Watch bands give Apple 2nd crack at buyers' wallets
NEARLY 20 per cent of Apple Watch buyers are not only shelling out hundreds of dollars for the timepiece but are springing for a spare band too, giving the tech giant a profitable second dip into customers' wallets, according to data provided exclusively to Reuters.
The data from Slice Intelligence, a research firm that mines e-mail receipts, offers a rare window into the money-making potential of Apple's first brand-new product under chief executive Tim Cook.
The ever-secretive company has yet to disclose how many units of the watch it has sold, let alone how profitable it is. Slice estimates the company has sold 2.79 million as of the middle of this month.
But if the band purchases are any indication, sales of the watch itself are just the beginning of Apple's profits.
Although the entry-level sports band sells for US$49 (S$65), it costs only US$2.05 to make, according to an analysis of the 38mm size by IHS, a technology research firm.
The estimates do not include expenses such as packaging and shipping, and may not capture the full cost of the material Apple uses to make the band, said analyst Kevin Keller of IHS.
With the watch, Apple has put a high-tech spin on the razor-blade business model, in which a company sells a product for a modest price and then profits from sales of accessories, he said. "Of course, because it's Apple, it's sell the razor, sell the blade," Mr Keller joked.
Slice studies e-mail receipts from a panel of two million people representative of online shoppers in the United States, more than 20,000 of whom bought an Apple Watch. Data from Slice, which analysed only bands made and sold by Apple, showed that about 17 per cent of shoppers purchased more than one band.
Slice says its data lines up closely with information from the Department of Commerce as well as Amazon sales data.

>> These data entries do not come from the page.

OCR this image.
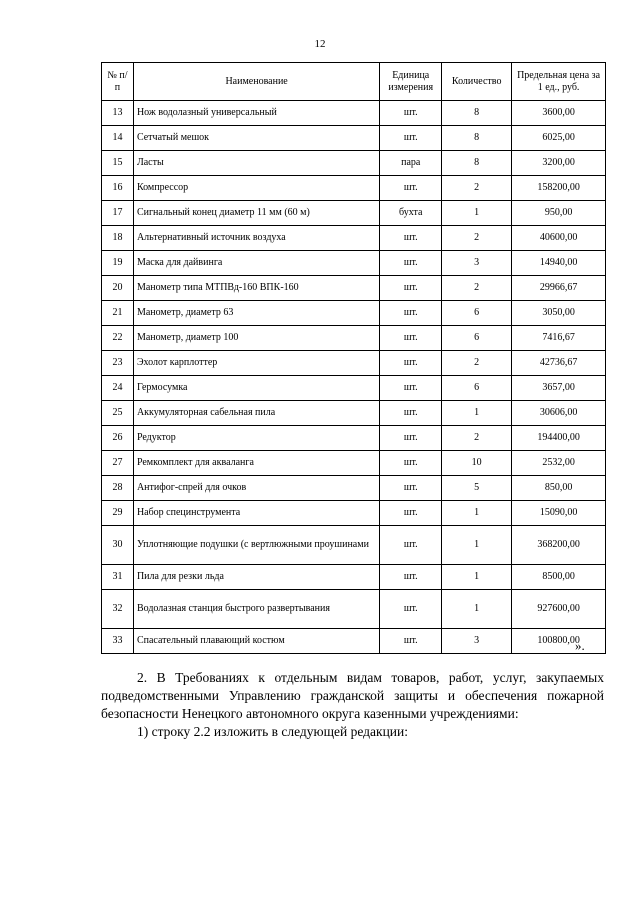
12
№ п/п	Наименование	Единица измерения	Количество	Предельная цена за 1 ед., руб.
13	Нож водолазный универсальный	шт.	8	3600,00
14	Сетчатый мешок	шт.	8	6025,00
15	Ласты	пара	8	3200,00
16	Компрессор	шт.	2	158200,00
17	Сигнальный конец диаметр 11 мм (60 м)	бухта	1	950,00
18	Альтернативный источник воздуха	шт.	2	40600,00
19	Маска для дайвинга	шт.	3	14940,00
20	Манометр типа МТПВд-160 ВПК-160	шт.	2	29966,67
21	Манометр, диаметр 63	шт.	6	3050,00
22	Манометр, диаметр 100	шт.	6	7416,67
23	Эхолот карплоттер	шт.	2	42736,67
24	Гермосумка	шт.	6	3657,00
25	Аккумуляторная сабельная пила	шт.	1	30606,00
26	Редуктор	шт.	2	194400,00
27	Ремкомплект для акваланга	шт.	10	2532,00
28	Антифог-спрей для очков	шт.	5	850,00
29	Набор специнструмента	шт.	1	15090,00
30	Уплотняющие подушки (с вертлюжными проушинами	шт.	1	368200,00
31	Пила для резки льда	шт.	1	8500,00
32	Водолазная станция быстрого развертывания	шт.	1	927600,00
33	Спасательный плавающий костюм	шт.	3	100800,00
».

2. В Требованиях к отдельным видам товаров, работ, услуг, закупаемых подведомственными Управлению гражданской защиты и обеспечения пожарной безопасности Ненецкого автономного округа казенными учреждениями:

1) строку 2.2 изложить в следующей редакции:
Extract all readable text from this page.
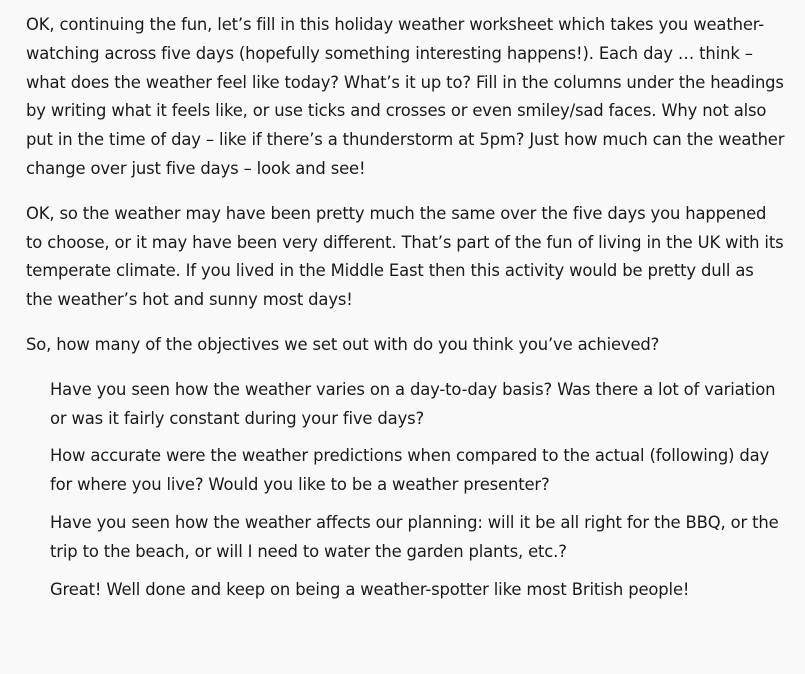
OK, continuing the fun, let’s fill in this holiday weather worksheet which takes you weather-watching across five days (hopefully something interesting happens!). Each day … think – what does the weather feel like today? What’s it up to? Fill in the columns under the headings by writing what it feels like, or use ticks and crosses or even smiley/sad faces. Why not also put in the time of day – like if there’s a thunderstorm at 5pm? Just how much can the weather change over just five days – look and see!

OK, so the weather may have been pretty much the same over the five days you happened to choose, or it may have been very different. That’s part of the fun of living in the UK with its temperate climate. If you lived in the Middle East then this activity would be pretty dull as the weather’s hot and sunny most days!

So, how many of the objectives we set out with do you think you’ve achieved?

Have you seen how the weather varies on a day-to-day basis? Was there a lot of variation or was it fairly constant during your five days?

How accurate were the weather predictions when compared to the actual (following) day for where you live? Would you like to be a weather presenter?

Have you seen how the weather affects our planning: will it be all right for the BBQ, or the trip to the beach, or will I need to water the garden plants, etc.?

Great! Well done and keep on being a weather-spotter like most British people!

The black sport band is the most popular choice for both the band that comes with0the device and extras ordered by consumers.
The US$149 Milanese loop is the second-most popular second band, suggesting many consumers are pairing a practical sport band with a more luxurious option to make the watch more versatile, said Kanishka Agarwal, Slice's chief data officer. "People are trying to get two watches in one," he said.
The entry-level Apple Watch sport model - which starts at US$349 - has been the most popular among early shoppers, according to data from Slice. But an extra band - which fetches as much as US$149 for the quilted leather loop and US$449 for the stainless steel link bracelet - can raise the cost considerably.
The popularity of spare bands suggests that some consumers may be spending more on the Apple Watch than they intended.
"It's just a psychological thing," said Carolina Milanesi, chief of research and head of US business at Kantar Worldpanel ComTech, a consumer research firm.
"I start with the least investment, and then I spend more money, but I get something else."
Distinctive bands help customers match the watch to their outfits and lend the gadget a more personal feel, which is key to the appeal of wearables, said Allen Adamson, who is chairman of North America for Landor Associates, a branding firm. "Apple needs to win the functional war, but they also have to win the fashion campaign and make it fun to wear," he said.